Constatant que l’aide au développement n’a pas empêché la faillite de l’Etat post-colonial, les pays donateurs réservent de plus en plus de place, dans leurs relations, à une nouvelle catégorie d’interlocuteurs : les Acteurs Non Etatiques (ANE), telles que la société civile et le secteur privé, sont aujourd’hui des partenaires pour compléter l’action des Etats, notamment pour améliorer la gouvernance des pays bénéficiaires de l’aide.
Appropriation, société civile, renforcement des capacités, participation, bonne gouvernance sont les maîtres mots de cette nouvelle approche depuis l’Accord de Cotonou (signé en 2000 et liant l’UE aux Etats d’Afrique, des Caraïbes et du Pacifique).
C’est ainsi qu’au Burundi, par exemple, l’Union Européenne a un projet qui s’appelle Appui et Renforcement des Acteurs Non Etatiques (ARCANE).

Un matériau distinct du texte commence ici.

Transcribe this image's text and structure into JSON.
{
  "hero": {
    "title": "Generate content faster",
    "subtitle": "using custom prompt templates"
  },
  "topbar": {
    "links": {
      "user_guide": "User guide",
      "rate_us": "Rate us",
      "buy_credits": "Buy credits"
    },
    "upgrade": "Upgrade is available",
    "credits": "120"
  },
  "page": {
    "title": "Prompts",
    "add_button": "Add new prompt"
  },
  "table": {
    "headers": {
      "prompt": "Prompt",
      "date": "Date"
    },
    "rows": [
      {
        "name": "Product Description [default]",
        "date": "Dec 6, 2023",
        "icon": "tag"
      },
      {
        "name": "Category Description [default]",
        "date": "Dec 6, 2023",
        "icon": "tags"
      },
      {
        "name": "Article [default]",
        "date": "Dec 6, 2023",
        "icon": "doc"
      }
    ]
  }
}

De même, dans son action, la Banque Mondiale n’oublie jamais de réserver une rubrique pour les ANEs.
Et Dieu seul sait que le G8 a ses entrées au sein de l’Union Européenne et des institutions internationales telles que la Banque Mondiale et le FMI. Et l’on peut parier que l’Olucome ne s’est pas avisé d’envoyer sa missive aux géants de la planète sans avoir préalablement sondé l’opinion.
C’est aussi la même idée à l’origine de l’attribution du statut d’observateurs à la société civile dans des organisations internationales telles que le Conseil des droits de l’homme de l’ONU.
Migrants et mauvaise gouvernance
Le flot de migrants africains partant à l’assaut des pays occidentaux n’est pas sans lien avec la situation de leurs pays origine. Car c’est la pauvreté, la violation des droits de l’homme et autres actes de mauvaise gouvernance qui les poussent à l’aventure.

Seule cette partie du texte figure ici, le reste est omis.